The fact that Paul wasn't really dead dead, just "I saw a blinding light and then I looked up and saw all these EMTs staring down at me" dead, when Cathy saw him at the end of that run, is kind of  a disappointment. In context, when it was still open-ended, that scene suggested a way to insert the threat of mortality into a show that is supposed to be all about that, but that sometimes leaves the impression that building an ongoing TV series around a protagonist with a terminal illness is an unworkable gimmick unless he starts cooking meth. On the other hand, it's easy to understand why the makers of this show wouldn't want to lose Oliver Platt. Platt and Linney are The Big C's ace in the hole: They're always worth watching, and the chance to work with them (or be reunited with them) must be a big part of the show's attraction for guest stars such as Elba, Alda, and Liam Neeson. She's wonderful in scenes such as the one in the bar, when she says that she'd opt to fuck Willie Nelson, marry Helena Bonham Carter, and "hurt" Lady Gaga, sweetly pulling back from saying "kill," even when she's letting her hair down and is half in the bag. And Platt can make a meal of a line like Paul's question about Groundhog Day: "Is that based on any kind of real science?" (It's the "real" that kills me.) 

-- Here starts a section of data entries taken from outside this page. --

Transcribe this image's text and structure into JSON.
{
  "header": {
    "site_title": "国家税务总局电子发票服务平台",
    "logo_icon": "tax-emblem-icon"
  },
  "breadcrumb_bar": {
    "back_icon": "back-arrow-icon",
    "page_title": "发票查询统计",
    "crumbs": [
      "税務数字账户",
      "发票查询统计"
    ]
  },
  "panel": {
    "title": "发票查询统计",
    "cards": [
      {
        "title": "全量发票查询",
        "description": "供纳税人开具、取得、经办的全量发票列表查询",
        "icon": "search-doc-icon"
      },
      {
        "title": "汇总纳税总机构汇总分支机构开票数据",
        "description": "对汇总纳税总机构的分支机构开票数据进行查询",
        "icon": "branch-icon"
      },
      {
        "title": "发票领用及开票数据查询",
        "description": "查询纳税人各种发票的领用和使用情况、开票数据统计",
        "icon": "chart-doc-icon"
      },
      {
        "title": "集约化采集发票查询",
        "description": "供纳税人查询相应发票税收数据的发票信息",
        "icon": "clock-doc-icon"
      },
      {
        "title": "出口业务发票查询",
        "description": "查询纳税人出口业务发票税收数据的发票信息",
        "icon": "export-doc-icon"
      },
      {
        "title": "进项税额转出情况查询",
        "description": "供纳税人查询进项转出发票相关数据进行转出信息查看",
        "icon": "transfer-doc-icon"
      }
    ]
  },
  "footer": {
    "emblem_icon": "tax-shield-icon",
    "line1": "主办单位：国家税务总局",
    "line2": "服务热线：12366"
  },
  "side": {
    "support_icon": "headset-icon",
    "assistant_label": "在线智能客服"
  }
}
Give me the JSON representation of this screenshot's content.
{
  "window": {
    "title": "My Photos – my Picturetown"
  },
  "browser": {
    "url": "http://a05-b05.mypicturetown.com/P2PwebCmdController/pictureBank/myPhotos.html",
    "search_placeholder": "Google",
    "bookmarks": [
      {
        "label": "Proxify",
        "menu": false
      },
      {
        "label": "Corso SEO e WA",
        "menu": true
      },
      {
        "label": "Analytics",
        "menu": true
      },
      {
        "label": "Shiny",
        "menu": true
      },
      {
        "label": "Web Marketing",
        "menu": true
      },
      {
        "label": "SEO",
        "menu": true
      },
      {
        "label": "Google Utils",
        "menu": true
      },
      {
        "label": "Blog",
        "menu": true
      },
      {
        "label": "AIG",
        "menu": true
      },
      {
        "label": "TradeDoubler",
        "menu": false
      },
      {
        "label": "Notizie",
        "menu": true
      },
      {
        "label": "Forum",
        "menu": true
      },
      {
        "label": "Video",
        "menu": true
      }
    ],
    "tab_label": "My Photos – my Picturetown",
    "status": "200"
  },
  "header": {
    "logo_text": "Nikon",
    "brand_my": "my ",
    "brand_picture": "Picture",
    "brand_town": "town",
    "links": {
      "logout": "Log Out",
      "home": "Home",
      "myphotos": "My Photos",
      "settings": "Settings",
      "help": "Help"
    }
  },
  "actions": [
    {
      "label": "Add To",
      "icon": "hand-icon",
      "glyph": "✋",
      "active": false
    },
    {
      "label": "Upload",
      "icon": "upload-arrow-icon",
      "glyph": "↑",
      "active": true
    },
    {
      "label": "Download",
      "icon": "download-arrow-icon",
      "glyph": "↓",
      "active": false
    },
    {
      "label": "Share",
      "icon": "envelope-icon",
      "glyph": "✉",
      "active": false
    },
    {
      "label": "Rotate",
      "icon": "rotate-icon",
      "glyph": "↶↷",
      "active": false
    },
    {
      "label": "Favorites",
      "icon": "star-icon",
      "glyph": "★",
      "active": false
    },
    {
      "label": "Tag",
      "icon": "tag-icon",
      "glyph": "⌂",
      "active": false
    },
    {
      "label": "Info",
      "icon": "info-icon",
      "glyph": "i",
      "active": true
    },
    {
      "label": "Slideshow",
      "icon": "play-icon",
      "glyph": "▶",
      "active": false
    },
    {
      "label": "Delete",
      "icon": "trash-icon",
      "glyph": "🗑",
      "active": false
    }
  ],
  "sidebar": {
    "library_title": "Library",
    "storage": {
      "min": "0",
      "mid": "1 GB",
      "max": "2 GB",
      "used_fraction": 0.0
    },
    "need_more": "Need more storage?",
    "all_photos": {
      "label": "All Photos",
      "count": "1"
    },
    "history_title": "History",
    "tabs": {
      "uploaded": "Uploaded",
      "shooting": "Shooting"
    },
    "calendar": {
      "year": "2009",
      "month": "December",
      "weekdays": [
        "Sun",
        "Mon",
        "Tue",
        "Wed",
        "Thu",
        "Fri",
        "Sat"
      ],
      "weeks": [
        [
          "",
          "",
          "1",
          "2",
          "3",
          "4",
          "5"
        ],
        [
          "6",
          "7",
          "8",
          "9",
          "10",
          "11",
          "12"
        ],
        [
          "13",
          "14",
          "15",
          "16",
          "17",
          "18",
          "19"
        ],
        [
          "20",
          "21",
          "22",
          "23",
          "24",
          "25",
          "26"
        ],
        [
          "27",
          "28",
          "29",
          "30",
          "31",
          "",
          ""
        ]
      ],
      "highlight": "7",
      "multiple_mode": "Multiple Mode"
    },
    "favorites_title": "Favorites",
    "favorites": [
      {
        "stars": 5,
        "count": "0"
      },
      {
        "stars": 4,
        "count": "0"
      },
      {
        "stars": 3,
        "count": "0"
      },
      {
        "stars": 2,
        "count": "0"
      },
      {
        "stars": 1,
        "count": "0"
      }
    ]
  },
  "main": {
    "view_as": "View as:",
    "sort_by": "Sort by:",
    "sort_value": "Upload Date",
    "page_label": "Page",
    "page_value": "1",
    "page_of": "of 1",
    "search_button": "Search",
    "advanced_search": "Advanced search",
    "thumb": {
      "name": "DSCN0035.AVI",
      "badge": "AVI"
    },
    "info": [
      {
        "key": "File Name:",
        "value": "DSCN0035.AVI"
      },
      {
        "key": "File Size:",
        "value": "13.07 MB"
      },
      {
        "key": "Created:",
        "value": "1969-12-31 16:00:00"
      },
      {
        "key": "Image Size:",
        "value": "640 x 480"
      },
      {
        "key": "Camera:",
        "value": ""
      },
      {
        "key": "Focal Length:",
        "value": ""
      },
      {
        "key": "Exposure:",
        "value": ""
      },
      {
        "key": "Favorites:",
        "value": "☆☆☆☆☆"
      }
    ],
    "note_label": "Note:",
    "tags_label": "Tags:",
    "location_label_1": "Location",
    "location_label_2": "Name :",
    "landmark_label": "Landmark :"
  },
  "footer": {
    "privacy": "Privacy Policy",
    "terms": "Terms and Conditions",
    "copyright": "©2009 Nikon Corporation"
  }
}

Groundhog Day comes up because Paul is obsessed with when spring is coming, and Cathy is in Lee Tergesen's bar at least partly so that he can tell her that the clock on the wall is set to "bartender's time"—i.e., he deliberately keeps it five minutes fast to make sure that he doesn't pour somebody a drink past curfew. "You mean everybody who leaves here gets extra time?" exclaims Cathy. It's writing-class metaphors like these that keep The Big C from achieving full lift-off for a full season at a time. The show has too much talent on display to be fully negligible, and after two full seasons, it's still promising, a double-edged compliment if ever there was one. But it wants to be a smart take on the subject of knowing that your time could be cut short at any minute and that you may never live to see winter melt away, and too often, it's content to be a tasteful one. Terminal illness needs to be met with something wilder and fierier than good taste. Here's hoping we don't wait six more weeks before that something arrives.

Stray observations:

  • Three seasons in, which cast members who stick around forever on The Big C are almost as random as which characters on Weeds decide they have to attach themselves to Mary-Louise Parker come hell or high water; it's hard to be sure why Cynthia Nixon's character had to pull up stakes and cut ties completely with Cathy and her family, while Adrian went from being Cathy's student to moving in with her so she wouldn't have to go to Africa to going to Africa anyway before coming back, except that Cynthia Nixon had something else going on in her career and Gabourey Sidibe is very happy to keep taking Showtime's money.